[Python-Dev] threadsafe patch for asynchat

Christopher Armstrong radeex at gmail.com
Wed Feb 8 02:59:00 CET 2006


On 2/8/06, Alex Martelli <aleaxit at gmail.com> wrote:
> On 2/7/06, Fredrik Lundh <fredrik at pythonware.com> wrote:
>    ...
> > what other reactive socket framework is there that would fit well into
> > the standard library ?  is twisted really simple enough ?
>
> Twisted is wonderful, powerful, rich, and very large.  Perhaps a small
> subset could be carefully extracted that (given suitable volunteers to
> maintain it in the future) might fit in the standard library, but [a]
> that extraction is not going to be a simple or fast job, and [b] I
> suspect that the minimum sensible subset would still be much larger
> (and richer / more powerful) than asyncore.

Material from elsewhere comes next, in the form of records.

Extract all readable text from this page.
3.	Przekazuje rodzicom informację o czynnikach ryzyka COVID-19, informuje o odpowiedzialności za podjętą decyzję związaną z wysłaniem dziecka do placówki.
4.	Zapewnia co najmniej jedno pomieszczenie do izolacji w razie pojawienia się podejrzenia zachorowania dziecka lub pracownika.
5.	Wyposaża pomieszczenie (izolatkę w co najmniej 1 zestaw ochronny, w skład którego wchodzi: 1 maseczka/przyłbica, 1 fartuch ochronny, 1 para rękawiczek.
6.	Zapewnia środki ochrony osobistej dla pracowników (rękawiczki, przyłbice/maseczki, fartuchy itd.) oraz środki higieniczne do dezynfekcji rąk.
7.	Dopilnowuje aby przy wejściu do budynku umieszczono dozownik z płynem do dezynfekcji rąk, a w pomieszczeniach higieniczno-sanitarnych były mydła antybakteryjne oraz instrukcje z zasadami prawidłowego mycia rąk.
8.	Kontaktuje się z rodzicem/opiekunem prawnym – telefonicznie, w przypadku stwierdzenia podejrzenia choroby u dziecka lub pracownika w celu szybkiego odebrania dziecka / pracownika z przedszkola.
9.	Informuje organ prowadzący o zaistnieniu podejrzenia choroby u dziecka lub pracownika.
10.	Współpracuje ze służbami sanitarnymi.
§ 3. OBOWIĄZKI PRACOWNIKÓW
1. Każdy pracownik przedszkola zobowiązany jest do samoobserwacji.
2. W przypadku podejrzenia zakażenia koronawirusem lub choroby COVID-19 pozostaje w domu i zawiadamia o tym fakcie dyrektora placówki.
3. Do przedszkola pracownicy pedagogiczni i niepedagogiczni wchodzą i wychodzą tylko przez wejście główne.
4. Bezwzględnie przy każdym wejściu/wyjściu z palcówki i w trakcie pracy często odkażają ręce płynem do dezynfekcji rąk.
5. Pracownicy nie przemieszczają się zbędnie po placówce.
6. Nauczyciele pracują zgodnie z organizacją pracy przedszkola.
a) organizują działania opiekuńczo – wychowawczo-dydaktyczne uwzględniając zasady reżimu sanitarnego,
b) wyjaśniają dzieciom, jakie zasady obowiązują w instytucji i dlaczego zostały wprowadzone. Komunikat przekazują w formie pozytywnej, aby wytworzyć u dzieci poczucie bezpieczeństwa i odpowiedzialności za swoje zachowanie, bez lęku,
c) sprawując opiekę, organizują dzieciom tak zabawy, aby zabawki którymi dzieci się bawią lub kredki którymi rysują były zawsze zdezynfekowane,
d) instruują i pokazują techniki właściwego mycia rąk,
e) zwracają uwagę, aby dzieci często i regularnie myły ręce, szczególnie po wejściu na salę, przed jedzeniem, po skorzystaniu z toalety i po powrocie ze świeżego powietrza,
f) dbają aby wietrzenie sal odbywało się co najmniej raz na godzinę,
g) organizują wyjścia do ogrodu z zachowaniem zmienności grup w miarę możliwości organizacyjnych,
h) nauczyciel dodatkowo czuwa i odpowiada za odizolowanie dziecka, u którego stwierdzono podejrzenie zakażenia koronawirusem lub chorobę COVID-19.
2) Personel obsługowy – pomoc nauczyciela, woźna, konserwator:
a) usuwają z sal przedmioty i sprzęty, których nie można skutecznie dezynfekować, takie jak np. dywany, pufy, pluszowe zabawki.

The subject of putting (parts of) Twisted into the standard library
comes up once every 6 months or so, at least on our mailing list. For
all that I think asyncore is worthless, I'm still against copying
Twisted into the stdlib. Or at least I'm not willing to maintain the
necessary fork, and I fear the nightmares about versioning that can
easily occur when you've got both standard library and third party
versions of a project.

But, for the record, to the people who argue not to put Twisted into
the stdlib because of its size: The parts of it that would actually be
applicable (i.e. those that obselete async* in the stdlib) are only a
few kilobytes of code. At a quick run of "wc", the parts that support
event loops, accurate timed calls, SSL, Unix sockets, TCP, UDP,
arbitrary file descriptors, processes, and threads sums up to about
5300 lines of code. asynchat and asyncore are about 1200.